La pause déjeuner : quelle est l’obligation de l’employeur ?

Grâce à la pause-déjeuner, les salariés peuvent se restaurer avant d’attaquer le reste de la journée. Néanmoins, certaines règles doivent être respectées d’un point de vue juridique. L’employeur a certains devoirs qu’il faut accomplir. Il est tenu de revoir les obligations en lien avec ladite pause. Découvrez-en plus dans cette rubrique.

La durée légale de la pause-déjeuner

Déjà, l’aménagement salle de pause entreprise est-il obligatoire ? Avant de répondre à cette question, il est mieux de se questionner sur la durée de la pause.

La pause-déjeuner au travail en tant que telle n’est pas réellement prévue dans le code du travail. Toutefois, l’article L3121-16 dudit code parle d’un temps de pose d’une durée de 20 minutes (au minimum) consécutives quand le temps de travail journalier atteint les 6 heures. Toujours est-il que le salarié n’est pas dans l’obligation d’attendre le dernier délai pour profiter de cette pause. Il est possible de le lui accorder avant l’écoulement de ces 6 heures.

La pause-déjeuner fait partie intégrante du quotidien d’un salarié. Ainsi, elle peut ne durer que 20 minutes, mais pour d’autres, elle peut aller jusqu’à 45 minutes et même 1h30. En outre, un accord d’entreprise peut parfois prévoir une durée déterminée. Ainsi, le dirigeant doit vérifier ces dispositions pour connaître ses obligations.

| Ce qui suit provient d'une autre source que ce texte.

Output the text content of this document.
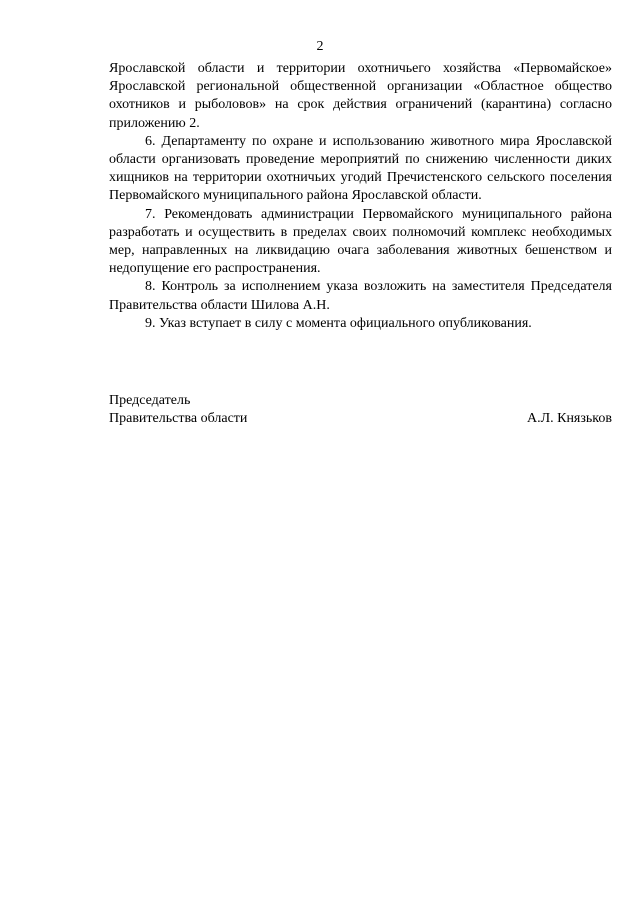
2

Ярославской области и территории охотничьего хозяйства «Первомайское» Ярославской региональной общественной организации «Областное общество охотников и рыболовов» на срок действия ограничений (карантина) согласно приложению 2.

6. Департаменту по охране и использованию животного мира Ярославской области организовать проведение мероприятий по снижению численности диких хищников на территории охотничьих угодий Пречистенского сельского поселения Первомайского муниципального района Ярославской области.

7. Рекомендовать администрации Первомайского муниципального района разработать и осуществить в пределах своих полномочий комплекс необходимых мер, направленных на ликвидацию очага заболевания животных бешенством и недопущение его распространения.

8. Контроль за исполнением указа возложить на заместителя Председателя Правительства области Шилова А.Н.

9. Указ вступает в силу с момента официального опубликования.

Председатель
Правительства области	А.Л. Князьков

Autres obligations en matière de pause-déjeuner ?

Les travailleurs qui sont âgés de moins de 18 ans profitent obligatoirement d’une pause de 30 mn consécutive après 4h30 de travail en continu. La pause en question peut être prise sur ce temps sauf si l’employeur en décide autrement.

En ce qui concerne le lieu du repas, le salarié est parfois obligé de rester sur son lieu de travail. Sinon, il lui est loisible d’aller à l’extérieur de l’entreprise. Il peut faire un saut à la maison ou choisir un restaurant hors du bureau.

Revenons sur l’aménagement salle de pause entreprise. La prise de repas dans les bureaux est interdite. En effet, l’entreprise doit dédier un local à la restauration. Ici encore, les modalités varient selon l’effectif en entreprise. Aussi, pour un établissement qui compte moins de 50 salariés, l’employeur est tenu de mettre un local pour se restaurer sainement et en restant en sécurité. Si l’établissement compte plus de 50 salariés, l’entreprise est tenue de consulter l’avis du CSE. Il faut que les salariés aient un local bien équipé. On doit y trouver un moyen de conservation des boissons et aliments (frigidaire), un réchauffage des plats (micro-ondes, plaques, etc.). En outre, on doit y retrouver des tables, des chaises et de l’eau courante. Les équipements et la salle de pause doivent rester propres et se faire nettoyer après les repas.

Le local ne doit présenter aucun coin pour stocker les mélanges dangereux. L’employeur est obligé de faire des déclarations à la médecine du travail et à l’inspection du travail. Il doit déclarer les caractéristiques du coin repas et le nombre de repas.

La cantine d’entreprise pour profiter de ses pauses

L’entreprise a la possibilité de mettre une cantine en place. Un restaurant d’entreprise permet justement de faciliter la pause-déjeuner des travailleurs. La structure est proposée et gérée pour les activités culturelles et sociales du CSE.

La valeur forfaitaire de l’avantage en nature nourriture est définie par l’URSSAF. Si le CSE contribue au financement de la cantine, l’Urssaf accepte une petite exonération. Si le salarié participe à son repas pour 50 % du montant (ou plus), la participation n’est pas prise en compte dans les cotisations sociales. Par contre, si ladite participation est bien inférieure, les cotisations seront payées sur la base de la différence entre la participation du travailleur et le montant du forfait. Il s’agit d’une question complexe et parfois capitale. Il n’y a aucune réponse définie à ce type de problématique. Tout dépend des circonstances de la pause.